Non, Malickoum (tout le monde t’appelle comme ça — mais tu verras, aujourd’hui plus du tout), tu deviendras journaliste. Mais, tu verras, ça te rendra super heureux, parce que, souviens-toi, c’était ton rêve d’enfant. Pour être exact, c’est lors d’un stage de graphiste dans une télévision que, au contact des journaleuses et journaleux qui la compose, tu te diras : c’est vraiment ça que je veux faire ! Malheureusement, l’assurance invalidité (encore elle, toujours elle) ne verra pas la chose de la même manière. Pour elle, journaliste, ce n’est pas un vrai métier. Que veux-tu, ce n’est pas sur la « circulaire ». Un autre avertissement : cette circulaire, là, tu ne la verras jamais de tes yeux vus. Juste un nom, un document, encore plus abstrait que la Sainte-Bible. Mais tout aussi important pour les fonctionnaires d’État chargés d’appliquer le protocole et, surtout, de faire des économies.
🥼 Libre de toute médecine
Bon, et puis un autre truc : en tant que personne majeure en situation de handicap, tu quitteras les hôpitaux et services pédiatriques pour la médecine des adultes. C’est peut-être un détail pour vous, mais, pour moi, ça veut dire beaucoup. Ça veut dire que tu seras libre, OK. Mais pas forcément heureux d’être là. Tu le sais déjà, il y a quelques décennies (deux, au grand maximum), les patientes et les patients comme toi mourraient bien avant d’atteindre la majorité.
Alors, tu seras l’une des premières générations à accéder aux sphères supérieures de la haute médecine.

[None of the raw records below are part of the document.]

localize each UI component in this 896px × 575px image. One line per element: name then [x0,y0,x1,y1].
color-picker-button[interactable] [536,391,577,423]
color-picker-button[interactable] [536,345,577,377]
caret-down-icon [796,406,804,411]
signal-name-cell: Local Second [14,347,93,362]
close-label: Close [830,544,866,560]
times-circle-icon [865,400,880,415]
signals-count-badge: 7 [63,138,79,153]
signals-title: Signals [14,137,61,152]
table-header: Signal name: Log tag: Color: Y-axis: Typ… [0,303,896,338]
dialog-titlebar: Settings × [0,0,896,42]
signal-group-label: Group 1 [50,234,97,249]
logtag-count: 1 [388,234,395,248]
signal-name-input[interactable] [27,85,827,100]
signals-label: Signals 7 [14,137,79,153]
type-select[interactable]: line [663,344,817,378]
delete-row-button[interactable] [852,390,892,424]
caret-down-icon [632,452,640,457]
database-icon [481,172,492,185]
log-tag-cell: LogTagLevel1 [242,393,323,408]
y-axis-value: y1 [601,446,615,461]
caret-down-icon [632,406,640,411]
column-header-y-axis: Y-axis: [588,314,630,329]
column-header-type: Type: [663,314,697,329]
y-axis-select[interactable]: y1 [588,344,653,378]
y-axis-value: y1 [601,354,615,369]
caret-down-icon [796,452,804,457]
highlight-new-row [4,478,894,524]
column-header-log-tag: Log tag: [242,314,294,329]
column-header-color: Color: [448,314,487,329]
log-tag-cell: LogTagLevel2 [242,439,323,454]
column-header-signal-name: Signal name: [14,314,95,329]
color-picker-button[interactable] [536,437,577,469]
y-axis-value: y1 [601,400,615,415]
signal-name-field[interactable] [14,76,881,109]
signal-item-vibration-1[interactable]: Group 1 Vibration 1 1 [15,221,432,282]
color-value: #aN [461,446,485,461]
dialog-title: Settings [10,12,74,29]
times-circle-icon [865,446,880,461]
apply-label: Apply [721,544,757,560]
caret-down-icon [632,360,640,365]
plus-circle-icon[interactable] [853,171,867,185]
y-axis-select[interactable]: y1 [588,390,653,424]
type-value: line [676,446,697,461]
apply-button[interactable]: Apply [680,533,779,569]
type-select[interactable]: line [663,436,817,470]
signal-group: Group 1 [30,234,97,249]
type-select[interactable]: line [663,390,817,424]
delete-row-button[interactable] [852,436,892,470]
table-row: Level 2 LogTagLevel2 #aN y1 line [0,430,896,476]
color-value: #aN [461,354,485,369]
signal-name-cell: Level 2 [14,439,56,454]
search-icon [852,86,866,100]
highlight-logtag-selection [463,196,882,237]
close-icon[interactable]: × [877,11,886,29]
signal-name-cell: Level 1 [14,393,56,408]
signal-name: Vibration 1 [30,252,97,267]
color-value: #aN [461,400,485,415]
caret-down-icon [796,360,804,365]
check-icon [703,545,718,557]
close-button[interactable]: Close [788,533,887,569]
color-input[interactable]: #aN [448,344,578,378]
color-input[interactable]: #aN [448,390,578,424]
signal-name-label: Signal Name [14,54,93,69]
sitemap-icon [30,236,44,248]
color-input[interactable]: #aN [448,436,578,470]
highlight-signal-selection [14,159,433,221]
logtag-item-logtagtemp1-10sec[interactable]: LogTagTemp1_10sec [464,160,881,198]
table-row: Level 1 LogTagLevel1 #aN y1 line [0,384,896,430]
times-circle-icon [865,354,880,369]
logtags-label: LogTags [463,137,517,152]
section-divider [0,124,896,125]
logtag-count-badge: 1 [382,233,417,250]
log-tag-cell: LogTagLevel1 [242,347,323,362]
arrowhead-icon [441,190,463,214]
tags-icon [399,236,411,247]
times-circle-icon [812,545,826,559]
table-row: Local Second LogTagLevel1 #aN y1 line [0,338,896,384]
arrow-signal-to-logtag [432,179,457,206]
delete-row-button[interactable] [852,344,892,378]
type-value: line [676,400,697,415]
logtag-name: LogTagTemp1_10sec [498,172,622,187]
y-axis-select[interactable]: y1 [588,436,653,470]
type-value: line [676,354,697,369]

Tu passeras donc ton temps à expliquer à tes médecins et aux soignantes et soignants que « désolé, mais chez moi, vos protocoles de rééducation habituels, ça ne fonctionne pas ».
👨🏾🦼➡️ Marcher et rouler vers demain
En mars 2020, tellement convaincus qu’elles et ils savent « mieux », on va risquer de t’ôter la parole, à vie. Alors, dans le coma depuis bientôt une semaine pour une pneumonie, les médecins vont estimer que, comme tu ne te réveilles pas, il est maintenant temps de te poser une trachéotomie pour entamer ta rééducation et te faire « remarcher ». Entre nous : faire « remarcher » un type qui s’est toujours déplacé en fauteuil roulant, c’est un objectif (ig)noble, n’est-il pas ?
Il est bientôt temps que je te laisse. Sache juste que, même dans les épreuves, tu trouveras toujours une lumière au bout du tunnel. Je ne vais pas tout te dire, évidemment. Je peux juste t’écrire, pêle-mêle, que tu prendras ton propre logement, tu deviendras chef d’entreprise en engageant quatorze auxiliaires de vie, tu trouveras l’amour, tu décrocheras ta carte de presse et tu sauras très bien retourner le « fuck » de ton adolescence à celles et ceux qui sont convaincus que le handicap, c’est moche, disqualificatif et indésirable.
Prends soin de toi, embrasse feu grand-papa et n'oublie pas… rien ne sert de courir, il faut rouler à point !
– Malick
PS : Je t’expliquerai, mais, en bref… Donald Trump sera deux fois le président des États-Unis, en Argentine, le chef du gouvernement dirigera son pays avec une tronçonneuse à la main, Britney Spears a fait sauter sa curatelle… et Michel Drucker, il va bien, écoute ! Un vrai jeune homme.